Observo o homem sentado à mesa do bar do shopping. Não conheço sua história, não sei de suas dores, seus dissabores. Mas percebo a raiva em seu olhar. Uma ira, um amargor que brota menos da cevada e mais da vida. Cada gole é dado com profundidade. As veias saltam em seu pescoço, por onde o líquido escorre seco, arrastado.
Ao voltar o copo para a mesa, ele pega a comanda na qual o garçom religiosamente anota cada um dos copos que subiram e desceram, um exercício duro e difícil no qual ele expurga as tormentas da semana. Cada lombada de seu enrugado rosto esconde um lamento, uma conta não paga, um divórcio, um filho que não atende suas ligações.
Cada lombada de seu enrugado rosto esconde um lamento, uma conta não paga, um divórcio, um filho que não atende suas ligações.

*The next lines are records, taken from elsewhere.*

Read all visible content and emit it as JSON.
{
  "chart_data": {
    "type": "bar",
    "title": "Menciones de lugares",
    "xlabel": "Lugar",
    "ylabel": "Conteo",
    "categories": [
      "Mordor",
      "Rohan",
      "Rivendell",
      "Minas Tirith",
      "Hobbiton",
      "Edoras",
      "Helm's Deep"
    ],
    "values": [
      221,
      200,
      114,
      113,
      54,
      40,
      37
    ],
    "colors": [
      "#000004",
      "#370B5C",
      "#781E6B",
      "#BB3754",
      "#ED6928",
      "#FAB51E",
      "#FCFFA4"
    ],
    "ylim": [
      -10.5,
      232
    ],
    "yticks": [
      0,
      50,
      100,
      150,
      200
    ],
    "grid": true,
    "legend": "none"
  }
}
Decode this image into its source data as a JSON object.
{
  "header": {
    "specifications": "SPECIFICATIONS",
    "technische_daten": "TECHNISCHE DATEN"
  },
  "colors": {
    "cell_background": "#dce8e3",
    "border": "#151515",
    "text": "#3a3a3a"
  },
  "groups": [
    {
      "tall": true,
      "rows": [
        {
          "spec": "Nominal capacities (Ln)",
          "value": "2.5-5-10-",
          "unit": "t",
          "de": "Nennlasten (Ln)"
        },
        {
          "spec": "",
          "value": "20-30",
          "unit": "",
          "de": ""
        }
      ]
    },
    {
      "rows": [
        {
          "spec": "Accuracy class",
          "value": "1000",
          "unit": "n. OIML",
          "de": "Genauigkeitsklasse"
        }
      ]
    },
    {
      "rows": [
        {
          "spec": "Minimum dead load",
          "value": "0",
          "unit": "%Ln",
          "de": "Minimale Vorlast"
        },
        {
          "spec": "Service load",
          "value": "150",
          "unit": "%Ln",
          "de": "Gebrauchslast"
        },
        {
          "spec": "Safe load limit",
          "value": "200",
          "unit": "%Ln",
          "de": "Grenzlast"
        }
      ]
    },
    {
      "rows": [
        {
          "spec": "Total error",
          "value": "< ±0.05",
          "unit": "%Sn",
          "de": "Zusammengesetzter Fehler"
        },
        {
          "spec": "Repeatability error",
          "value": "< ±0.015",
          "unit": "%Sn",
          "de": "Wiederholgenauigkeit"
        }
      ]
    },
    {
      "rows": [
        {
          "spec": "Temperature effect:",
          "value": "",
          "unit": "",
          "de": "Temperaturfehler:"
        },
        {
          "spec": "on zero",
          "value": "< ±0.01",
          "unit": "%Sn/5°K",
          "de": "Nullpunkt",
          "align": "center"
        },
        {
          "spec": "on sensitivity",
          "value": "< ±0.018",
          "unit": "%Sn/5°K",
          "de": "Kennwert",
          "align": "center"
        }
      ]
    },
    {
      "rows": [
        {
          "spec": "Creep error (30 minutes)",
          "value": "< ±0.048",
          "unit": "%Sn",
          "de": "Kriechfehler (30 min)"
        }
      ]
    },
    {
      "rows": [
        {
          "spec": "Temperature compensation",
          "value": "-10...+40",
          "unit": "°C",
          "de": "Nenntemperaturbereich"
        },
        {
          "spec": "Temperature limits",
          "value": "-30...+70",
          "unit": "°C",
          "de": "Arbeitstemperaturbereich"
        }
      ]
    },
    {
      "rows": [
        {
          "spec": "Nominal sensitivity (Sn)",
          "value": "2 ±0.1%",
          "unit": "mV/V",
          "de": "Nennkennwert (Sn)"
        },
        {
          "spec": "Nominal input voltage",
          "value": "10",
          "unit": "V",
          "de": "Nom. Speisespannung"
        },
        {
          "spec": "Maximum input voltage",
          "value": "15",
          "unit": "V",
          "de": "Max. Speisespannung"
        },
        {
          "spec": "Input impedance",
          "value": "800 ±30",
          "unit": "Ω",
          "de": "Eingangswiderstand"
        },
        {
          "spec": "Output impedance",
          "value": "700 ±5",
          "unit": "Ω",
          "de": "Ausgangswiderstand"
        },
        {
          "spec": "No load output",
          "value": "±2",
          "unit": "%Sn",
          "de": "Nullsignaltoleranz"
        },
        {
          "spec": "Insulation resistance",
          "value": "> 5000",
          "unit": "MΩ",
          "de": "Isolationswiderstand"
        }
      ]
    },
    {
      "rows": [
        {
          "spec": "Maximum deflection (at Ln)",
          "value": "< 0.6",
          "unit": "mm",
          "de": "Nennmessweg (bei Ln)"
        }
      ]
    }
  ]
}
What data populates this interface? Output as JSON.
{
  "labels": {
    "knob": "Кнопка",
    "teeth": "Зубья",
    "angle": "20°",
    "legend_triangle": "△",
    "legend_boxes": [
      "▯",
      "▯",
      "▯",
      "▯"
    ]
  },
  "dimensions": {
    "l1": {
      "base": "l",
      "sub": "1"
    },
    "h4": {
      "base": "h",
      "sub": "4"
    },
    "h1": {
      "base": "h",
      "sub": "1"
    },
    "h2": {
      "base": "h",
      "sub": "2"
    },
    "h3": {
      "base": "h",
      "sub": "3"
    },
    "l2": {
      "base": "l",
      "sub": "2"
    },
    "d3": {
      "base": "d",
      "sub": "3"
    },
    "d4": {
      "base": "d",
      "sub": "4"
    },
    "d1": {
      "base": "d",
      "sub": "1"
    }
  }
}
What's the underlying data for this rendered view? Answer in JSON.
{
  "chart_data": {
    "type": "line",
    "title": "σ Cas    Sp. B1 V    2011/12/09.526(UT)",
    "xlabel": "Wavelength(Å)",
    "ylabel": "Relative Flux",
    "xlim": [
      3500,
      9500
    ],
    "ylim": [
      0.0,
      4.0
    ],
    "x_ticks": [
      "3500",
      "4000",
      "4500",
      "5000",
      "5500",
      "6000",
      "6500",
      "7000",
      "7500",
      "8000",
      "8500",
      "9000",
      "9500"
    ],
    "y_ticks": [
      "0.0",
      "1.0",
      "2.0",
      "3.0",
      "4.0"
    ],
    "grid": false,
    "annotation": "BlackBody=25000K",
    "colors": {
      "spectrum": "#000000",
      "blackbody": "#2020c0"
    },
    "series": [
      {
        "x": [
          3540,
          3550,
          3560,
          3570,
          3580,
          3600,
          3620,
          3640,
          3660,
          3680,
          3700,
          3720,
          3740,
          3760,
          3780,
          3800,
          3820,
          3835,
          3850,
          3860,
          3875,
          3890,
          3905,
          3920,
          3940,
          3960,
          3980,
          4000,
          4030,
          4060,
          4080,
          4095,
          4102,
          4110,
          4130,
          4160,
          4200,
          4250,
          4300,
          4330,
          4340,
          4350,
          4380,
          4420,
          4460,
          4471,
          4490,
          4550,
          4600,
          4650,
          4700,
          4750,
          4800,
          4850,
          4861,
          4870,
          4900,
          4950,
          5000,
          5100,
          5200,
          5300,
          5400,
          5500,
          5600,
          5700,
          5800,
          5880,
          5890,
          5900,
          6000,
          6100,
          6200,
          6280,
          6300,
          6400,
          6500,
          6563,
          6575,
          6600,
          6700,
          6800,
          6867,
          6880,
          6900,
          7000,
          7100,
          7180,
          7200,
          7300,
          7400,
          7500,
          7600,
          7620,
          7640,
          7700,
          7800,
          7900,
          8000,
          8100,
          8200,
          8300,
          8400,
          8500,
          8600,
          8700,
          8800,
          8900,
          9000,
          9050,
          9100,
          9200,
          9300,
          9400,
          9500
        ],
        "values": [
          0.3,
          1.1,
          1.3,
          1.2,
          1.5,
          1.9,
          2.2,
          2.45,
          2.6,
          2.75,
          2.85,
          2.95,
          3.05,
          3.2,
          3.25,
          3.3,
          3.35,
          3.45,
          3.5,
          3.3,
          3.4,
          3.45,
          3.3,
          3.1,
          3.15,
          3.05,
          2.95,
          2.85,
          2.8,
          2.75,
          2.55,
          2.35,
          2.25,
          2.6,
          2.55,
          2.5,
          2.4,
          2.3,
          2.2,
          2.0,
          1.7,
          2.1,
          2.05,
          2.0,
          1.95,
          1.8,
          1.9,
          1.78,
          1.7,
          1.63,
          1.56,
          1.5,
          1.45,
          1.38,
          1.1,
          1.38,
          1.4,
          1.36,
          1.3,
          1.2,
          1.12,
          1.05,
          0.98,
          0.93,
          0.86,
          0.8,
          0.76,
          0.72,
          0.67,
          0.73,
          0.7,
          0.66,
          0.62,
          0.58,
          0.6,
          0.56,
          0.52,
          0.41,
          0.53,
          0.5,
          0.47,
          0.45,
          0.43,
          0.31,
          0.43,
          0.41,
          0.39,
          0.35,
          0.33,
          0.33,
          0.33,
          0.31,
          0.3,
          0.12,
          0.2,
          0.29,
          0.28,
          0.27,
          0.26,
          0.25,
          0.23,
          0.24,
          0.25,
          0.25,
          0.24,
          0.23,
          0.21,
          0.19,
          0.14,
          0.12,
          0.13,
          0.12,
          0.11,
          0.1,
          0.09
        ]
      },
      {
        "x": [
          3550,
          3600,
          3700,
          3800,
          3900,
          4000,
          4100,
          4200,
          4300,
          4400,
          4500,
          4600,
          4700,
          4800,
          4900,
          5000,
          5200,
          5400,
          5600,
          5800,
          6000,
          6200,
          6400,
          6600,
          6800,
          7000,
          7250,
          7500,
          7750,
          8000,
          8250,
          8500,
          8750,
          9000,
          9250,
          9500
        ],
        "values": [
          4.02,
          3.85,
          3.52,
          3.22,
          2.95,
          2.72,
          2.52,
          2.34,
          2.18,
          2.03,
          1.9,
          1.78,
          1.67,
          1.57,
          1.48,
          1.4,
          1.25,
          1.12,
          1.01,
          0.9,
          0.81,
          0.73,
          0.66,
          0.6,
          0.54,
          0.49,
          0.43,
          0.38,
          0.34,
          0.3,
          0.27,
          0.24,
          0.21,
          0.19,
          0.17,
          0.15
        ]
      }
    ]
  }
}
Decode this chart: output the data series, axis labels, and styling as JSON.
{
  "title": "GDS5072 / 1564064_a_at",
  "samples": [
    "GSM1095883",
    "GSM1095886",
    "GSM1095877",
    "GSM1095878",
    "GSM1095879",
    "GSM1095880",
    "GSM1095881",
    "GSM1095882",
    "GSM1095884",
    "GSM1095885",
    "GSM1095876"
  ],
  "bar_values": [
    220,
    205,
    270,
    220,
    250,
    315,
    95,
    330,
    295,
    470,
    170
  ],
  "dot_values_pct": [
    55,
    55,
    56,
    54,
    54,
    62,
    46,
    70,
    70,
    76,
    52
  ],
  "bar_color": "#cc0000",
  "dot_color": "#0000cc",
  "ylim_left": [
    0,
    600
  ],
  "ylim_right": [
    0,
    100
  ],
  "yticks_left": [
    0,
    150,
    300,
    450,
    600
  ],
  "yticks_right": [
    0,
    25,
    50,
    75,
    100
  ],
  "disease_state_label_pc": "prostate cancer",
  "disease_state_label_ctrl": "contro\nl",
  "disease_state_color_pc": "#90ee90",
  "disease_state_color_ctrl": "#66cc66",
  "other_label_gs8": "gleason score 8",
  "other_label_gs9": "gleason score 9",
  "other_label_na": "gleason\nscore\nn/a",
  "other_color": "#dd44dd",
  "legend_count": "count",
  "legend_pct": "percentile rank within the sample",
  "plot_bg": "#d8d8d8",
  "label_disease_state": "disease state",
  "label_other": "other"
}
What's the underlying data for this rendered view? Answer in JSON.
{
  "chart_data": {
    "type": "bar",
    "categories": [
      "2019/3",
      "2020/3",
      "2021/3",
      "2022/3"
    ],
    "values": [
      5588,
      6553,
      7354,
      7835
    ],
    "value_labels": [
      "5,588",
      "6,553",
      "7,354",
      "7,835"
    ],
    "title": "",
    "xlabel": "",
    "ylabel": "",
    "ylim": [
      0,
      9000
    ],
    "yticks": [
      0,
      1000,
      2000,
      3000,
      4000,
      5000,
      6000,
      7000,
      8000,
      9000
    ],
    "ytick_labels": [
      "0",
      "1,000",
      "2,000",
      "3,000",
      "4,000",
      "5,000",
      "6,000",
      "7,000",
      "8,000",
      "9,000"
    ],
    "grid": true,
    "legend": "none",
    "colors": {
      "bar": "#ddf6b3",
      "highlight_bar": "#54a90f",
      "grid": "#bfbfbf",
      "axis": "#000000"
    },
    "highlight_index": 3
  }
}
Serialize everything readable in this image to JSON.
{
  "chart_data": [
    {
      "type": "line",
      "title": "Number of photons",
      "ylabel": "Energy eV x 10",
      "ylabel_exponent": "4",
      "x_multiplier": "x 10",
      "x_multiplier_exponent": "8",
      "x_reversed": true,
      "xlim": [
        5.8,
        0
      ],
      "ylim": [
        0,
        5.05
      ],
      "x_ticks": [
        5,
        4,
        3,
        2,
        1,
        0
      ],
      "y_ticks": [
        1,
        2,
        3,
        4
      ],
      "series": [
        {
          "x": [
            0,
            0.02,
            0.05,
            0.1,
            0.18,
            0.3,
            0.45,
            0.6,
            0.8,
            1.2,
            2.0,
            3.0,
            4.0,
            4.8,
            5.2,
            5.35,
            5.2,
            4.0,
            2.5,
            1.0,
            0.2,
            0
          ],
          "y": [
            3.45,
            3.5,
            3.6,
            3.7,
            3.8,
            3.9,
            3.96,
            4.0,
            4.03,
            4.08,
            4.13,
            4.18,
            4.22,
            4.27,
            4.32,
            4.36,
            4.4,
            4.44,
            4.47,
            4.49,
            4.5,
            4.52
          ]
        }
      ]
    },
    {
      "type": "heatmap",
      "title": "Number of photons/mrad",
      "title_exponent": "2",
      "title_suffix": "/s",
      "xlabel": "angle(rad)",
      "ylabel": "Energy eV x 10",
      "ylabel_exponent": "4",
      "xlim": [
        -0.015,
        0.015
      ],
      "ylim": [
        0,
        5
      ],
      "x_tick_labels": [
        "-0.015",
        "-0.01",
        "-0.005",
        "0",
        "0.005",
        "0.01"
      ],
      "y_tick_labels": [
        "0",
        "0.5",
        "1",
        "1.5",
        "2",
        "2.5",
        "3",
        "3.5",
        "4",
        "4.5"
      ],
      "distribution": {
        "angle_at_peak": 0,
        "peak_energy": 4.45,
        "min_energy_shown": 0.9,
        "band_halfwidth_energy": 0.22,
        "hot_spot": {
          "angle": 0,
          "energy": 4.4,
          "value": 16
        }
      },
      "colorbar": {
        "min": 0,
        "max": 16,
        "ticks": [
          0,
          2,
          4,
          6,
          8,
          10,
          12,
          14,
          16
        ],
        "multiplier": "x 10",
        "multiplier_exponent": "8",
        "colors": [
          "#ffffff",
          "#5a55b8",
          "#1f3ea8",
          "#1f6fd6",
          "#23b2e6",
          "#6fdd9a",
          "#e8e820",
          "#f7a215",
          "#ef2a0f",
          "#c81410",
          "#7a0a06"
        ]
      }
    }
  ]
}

Não sei nada dele além dos signos que interpreto sob a couraça do homem de cabelos grisalhos sentado à mesa do bar do shopping. Uma blusa azul esconde uma camisa com o colarinho sujo, a única ponta de não-vaidade que ele permite que o mundo veja. Seus óculos de aro preto são ajeitados ao fim de cada gole, como se tivessem sido tirados do prumo no entortar daqueles copos que começam a acumular na pequena mesa de um por um.
À frente dele, parece que nada é capaz de tirá-lo deste momento que escolheu para ser só seu, ou que o mundo lhe deu folga das desilusões cotidianas. Ele para, olha o sapato e se agacha para limpar a poeira do tempo que prenunciava uma camada sob o courino.
Seu último gesto é sair da mesa, resgatar a comanda e dirigir-se ao caixa. Abre a carteira marrom, gorda e judiada pelo uso, retira duas notas de vinte, também surradas por todas as mãos que já as tocaram, e entrega ao operador, que sem nem ao menos trocar um olhar com ele lhe devolve seu troco. Ele pega, guarda, se vira e vai embora. Ligeiramente embriagado, com menos dinheiro do que no momento anterior, calado e sozinho, e eu continuo sem nada dele saber. Quem será?